The -8% fall in global air cargo volumes
represented the tenth consecutive month of lower demand, down -13% compared
to 2019, at a time when available airfreight capacity continued to restore
above last year’s level. Capacity in December 2022 recovered to 93% of the
2019 level. CLIVE’s ‘dynamic load factor,’ which measures the volume and
weight perspectives of cargo flown and capacity available to provide a true
indication of market performance, declined -7% pts year-over-year to 57% and
was -5% pts below the figure for December 2019.

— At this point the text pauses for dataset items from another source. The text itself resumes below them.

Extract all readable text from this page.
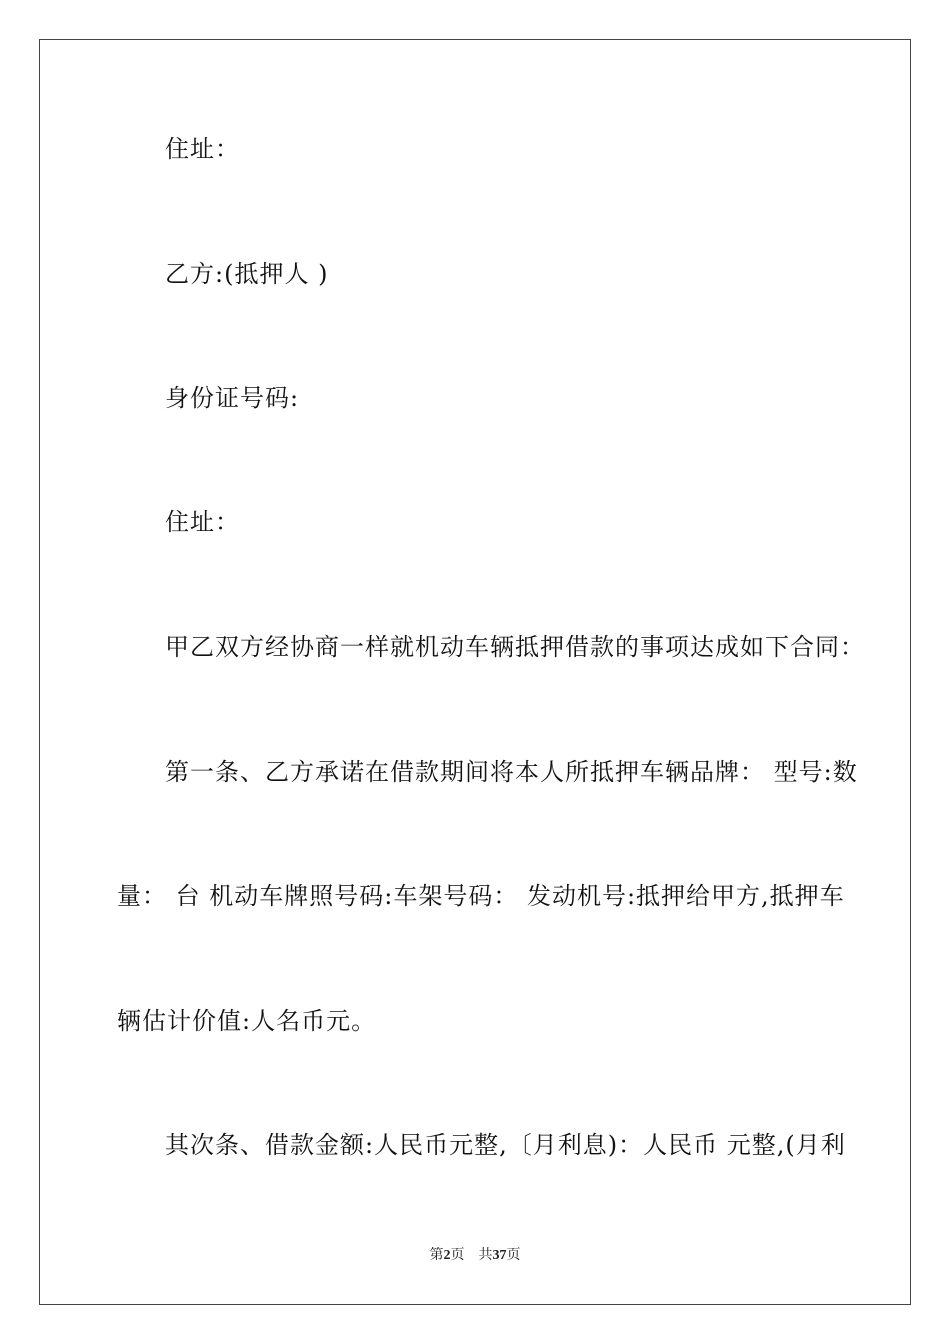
住址：
乙方:(抵押人 )
身份证号码:
住址：
甲乙双方经协商一样就机动车辆抵押借款的事项达成如下合同：
第一条、乙方承诺在借款期间将本人所抵押车辆品牌： 型号:数
量： 台 机动车牌照号码:车架号码： 发动机号:抵押给甲方,抵押车
辆估计价值:人名币元。
其次条、借款金额:人民币元整,〔月利息)：人民币 元整,(月利
第2页 共37页
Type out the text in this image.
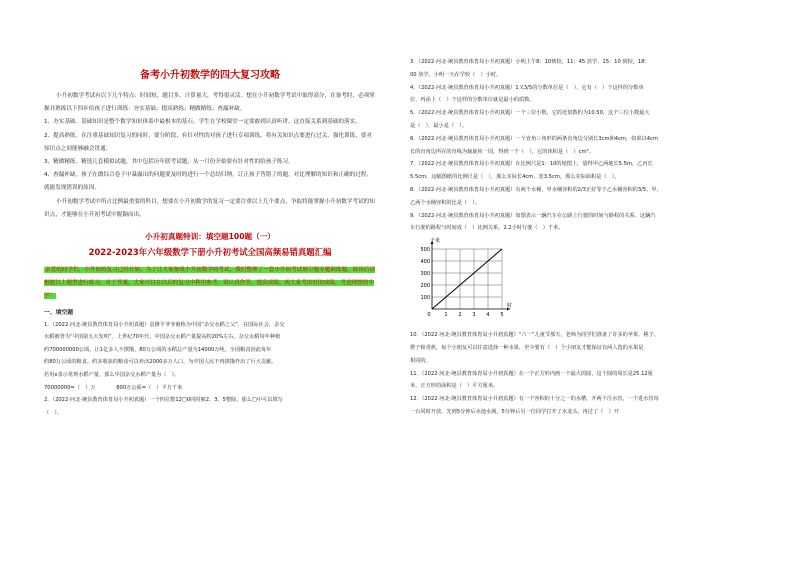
备考小升初数学的四大复习攻略

小升初数学考试有以下几个特点：时间短，题目多，计算量大，考得很灵活。想在小升初数学考试中取得高分，在备考时，必须掌握并熟练以下四步给孩子进行训练：夯实基础；提高熟练；精做精练；查漏补缺。

1、夯实基础。基础知识是整个数学知识体系中最根本的基石。学生在学校课堂一定要敢到认真听讲，这直接关系到基础的落实。

2、提高熟练。在注重基础知识复习的同时，要分阶段、有针对性的对孩子进行专项训练，将有关知识点要进行过关、强化训练，要对知识点之间能够融会贯通。

3、精做精练。精选几套模拟试题，其中包括历年联考试题，从一月份开始要有针对性的给孩子练习。

4、查漏补缺。孩子在做综合卷子中暴露出的问题要及时的进行一个总结归纳，订正孩子答错了的题，对比理解的知识和正确的过程，就能发现错误的原因。

小升初数学考试中所占比例最重要的科目，想要在小升初数学的复习一定要注重以上几个要点，争取将能掌握小升初数学考试的知识点，才能够在小升初考试中脱颖而出。

小升初真题特训：填空题100题（一）
2022-2023年六年级数学下册小升初考试全国高频易错真题汇编

亲爱的同学们，小升初的复习已经开始，为了让大家备战小升初数学的考试，我们整理了一套小升初考试填空题专题训练题，阅读后请根据以上题型进行练习，对于答案，大家可以在以后的复习中利用参考，请认真作答，提高成绩，祝大家考出好的成绩，考进理想的中学！

一、填空题

1．（2022·河北·统县教育体育局小升初真题）袁隆平爷爷被称为中国“杂交水稻之父”，在国际社会，杂交

水稻被誉为“中国第五大发明”。上世纪70年代，中国杂交水稻产量提高约20%左右。杂交水稻每年种植

约700000000公顷，让1亿多人不挨饿，80万公顷的水稻总产量为14000万吨，全国粮食因此每年

约80万公顷的粮食。约多收获的粮食可以养活2000多万人口，为中国人民不再挨饿作出了巨大贡献。

若用x表示常规水稻产量，那么中国杂交水稻产量为（　）。

70000000=（　）万　　　　800万公顷=（　）平方千米

2．（2022·河北·统县教育体育局小升初真题）一个四位数12□0同时被2、3、5整除，那么□中可以填写

（　）。

3．（2022·河北·统县教育体育局小升初真题）小明上午8：10到校，11：45 放学，15：10 到校，18：

00 放学，小明一天在学校（　）小时。

4．（2022·河北·统县教育体育局小升初真题）1又3/5的分数单位是（　），它有（　）个这样的分数单

位，再添上（　）个这样的分数单位就是最小的质数。

5．（2022·河北·统县教育体育局小升初真题）一个三位小数，它的近似数约为10.50，这个三位小数最大

是（　），最小是（　）。

6．（2022·河北·统县教育体育局小升初真题）一个直角三角形的两条直角边分别长3cm和4cm，如果以4cm

长的直角边所在的直线为轴旋转一周，得到一个（　），它的体积是（　）cm³。

7．（2022·河北·统县教育体育局小升初真题）在比例尺是1：10的地图上，量得甲乙两地长5.5m，乙丙长

5.5cm，这幅图纸的比例尺是（　），那么实际长4cm，宽3.5cm，那么实际面积是（　）。

8．（2022·河北·统县教育体育局小升初真题）有两个水桶，甲水桶容积的2/3正好等于乙水桶容积的3/5，甲、

乙两个水桶容积的比是（　）。

9．（2022·河北·统县教育体育局小升初真题）如图表示一辆汽车在公路上行驶的时间与路程的关系，这辆汽

车行驶的路程与时间成（　）比例关系，2.2小时行驶（　）千米。

1 2 3 4 5
100
200
300
400
500
0
千米
时

10．（2022·河北·统县教育体育局小升初真题）“六一”儿童节那天，老师为同学们准备了许多的苹果、桃子、

橙子和香蕉，每个小朋友可以任意选择一种水果，至少要有（　）个小朋友才能保证有两人选的水果是

相同的。

11．（2022·河北·统县教育体育局小升初真题）在一个正方形内画一个最大的圆，这个圆的周长是25.12厘

米，正方形的面积是（　）平方厘米。

12．（2022·河北·统县教育体育局小升初真题）有一个容积的十分之一的水槽，开两个注水管，一个进水管每

一台同时开放，先到5分钟后水池水满，5分钟后另一位同学打开了水龙头，再过了（　）开
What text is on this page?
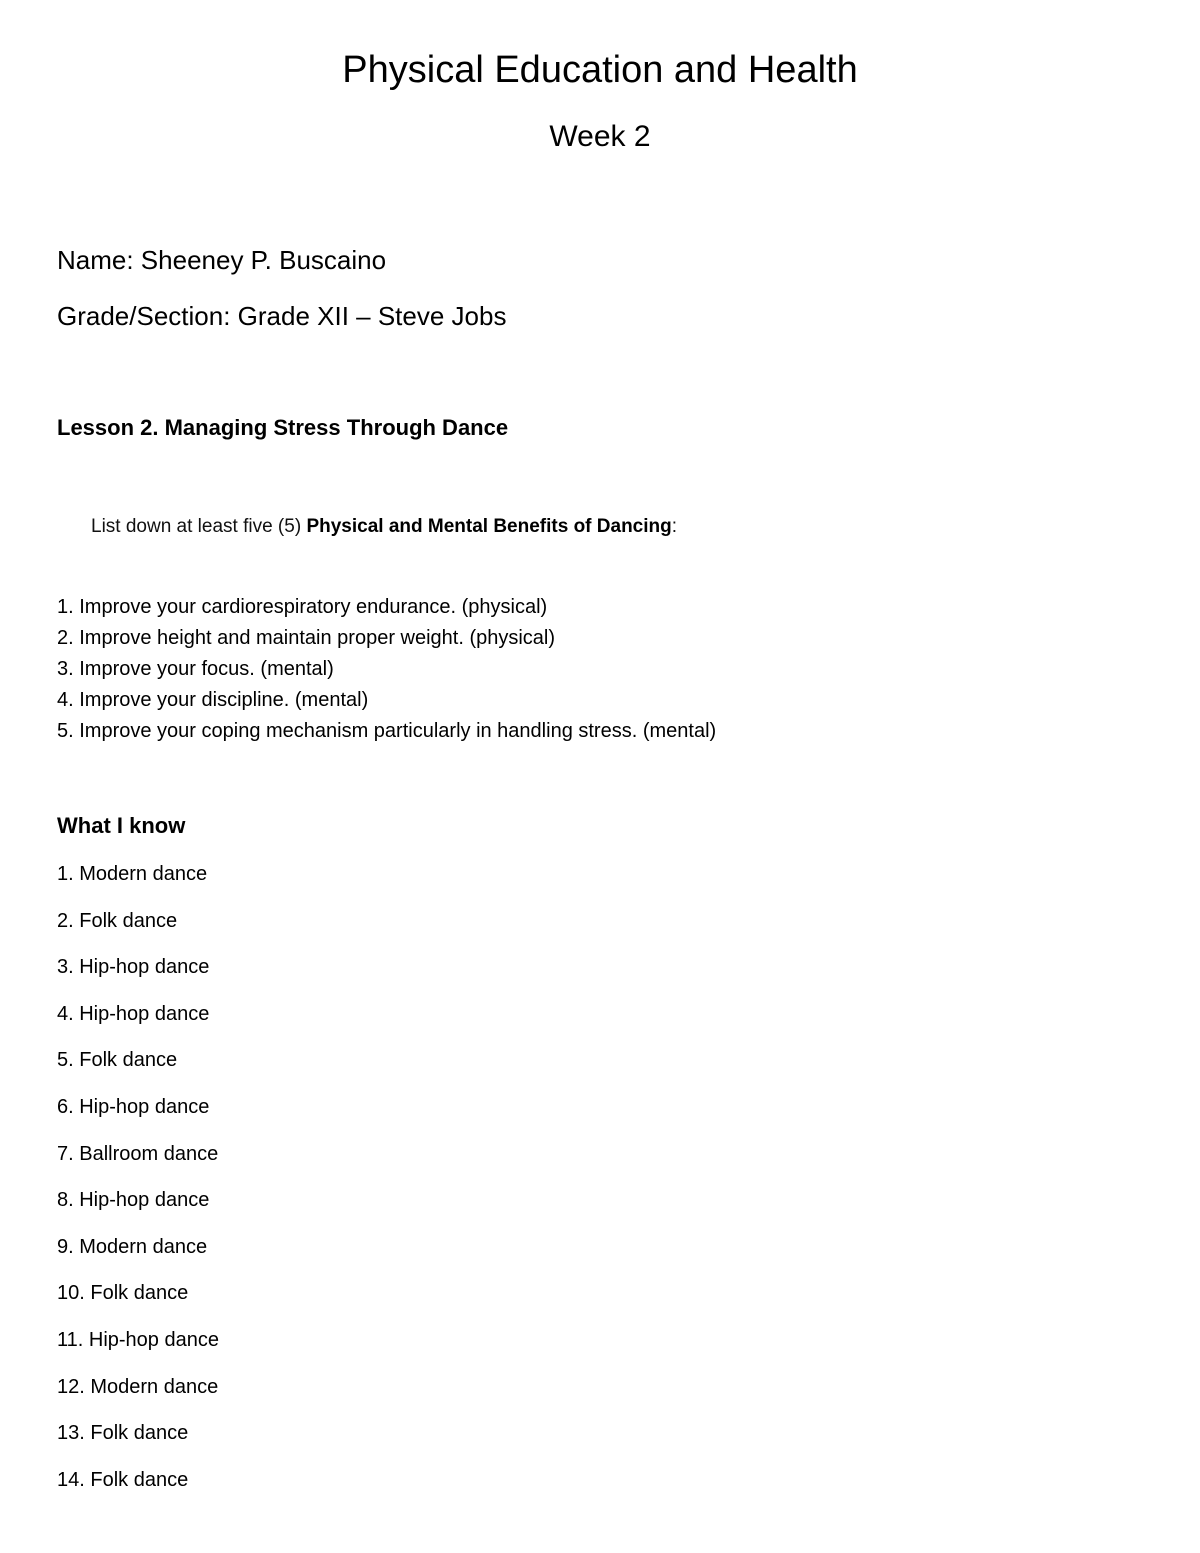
Physical Education and Health
Week 2
Name: Sheeney P. Buscaino
Grade/Section: Grade XII – Steve Jobs
Lesson 2. Managing Stress Through Dance
List down at least five (5) Physical and Mental Benefits of Dancing:
1. Improve your cardiorespiratory endurance. (physical)
2. Improve height and maintain proper weight. (physical)
3. Improve your focus. (mental)
4. Improve your discipline. (mental)
5. Improve your coping mechanism particularly in handling stress. (mental)
What I know
1. Modern dance
2. Folk dance
3. Hip-hop dance
4. Hip-hop dance
5. Folk dance
6. Hip-hop dance
7. Ballroom dance
8. Hip-hop dance
9. Modern dance
10. Folk dance
11. Hip-hop dance
12. Modern dance
13. Folk dance
14. Folk dance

“It would be easy to take a pessimistic view
of the global air cargo market’s downturn, but this would ignore where it
has come from. There is little use comparing it to the same time last year
because then we had no Ukraine conflict, no high energy prices, no soaring
interest rates, nor the impact of the subsequent cost-of-living pressures.
So, based on the global environment we see right now, airlines are still
achieving rates 75% higher than pre-Covid. That indicates the glass is very
much still half full. If in January 2020, you had asked airline executives
if they’d like to see airfreight rates across the Atlantic or from Asia
Pacific 75% higher, we would have heard a unanimous ‘yes’. The difference
now is that there’s less pressure if you’re a shipper, even though you’re
still paying more. In terms of the long-term sustainability of the air cargo
supply chain, this will help,” commented Niall van de Wouw, Chief Airfreight
Officer at Xeneta.
Airfreight spot rates on top-volume corridors
declined more sharply in December. Outbound Asia Pacific spot rates have
been falling for eight consecutive months, with spot rates from Asia Pacific
to North America of USD 5.38 per kg for the final month of the year, down
13% since October. This represented a -58% decline from a year ago but
remained 87% above the 2019 level.
On the Asia Pacific to Europe corridor, the
average December spot rate dropped 10% compared to October to USD 4.67 per
kg, -46% year-on-year but, again, remained a strong 92% above the
pre-pandemic level.
Reducing winter flight schedules contributed
to some resilience to this year’s market headwinds on the Europe to North
America corridor. December’s airfreight spot rate stood at USD 3.25 per kg,
up 7% over the October level. Replicating the market trends on the other
main lanes, this rate was -46% versus a year ago but still 80% up in 2019.
What lies ahead remains uncertain. After a
surprisingly strong start for the air cargo market in January 2022, this new
year will likely be impacted by the earlier Chinese New Year and growing
concerns about rising Covid levels, which, in China, is already impacting
some factory production.

“Of course, we wish the air cargo industry a
very happy New Year, but it’s clear it remains in a very unpredictable state
given world events. We don’t see demand recovering quickly because of what
is happening around the world, but we do expect to see supply continuing to
come back into the market. This, of course, will put further pressure on
load factors and rates. So, we struggle to see where the tailwinds will come
from, but looking at the broader perspective, we still see a very efficient
air cargo market, especially when compared to the 70-80% fall in ocean rates
in the past 8-9 months. The fact that the airfreight domain is more
competitive and more fragmented on the supply side meant rates didn’t go as
crazy as we saw with ocean container prices, so the decline, now airfreight
volumes are lower, is more gradual. Air cargo is much stronger than it was
pre-Covid, but the current direction of the market means there is some
degree of good news for everyone,” van de Wouw added.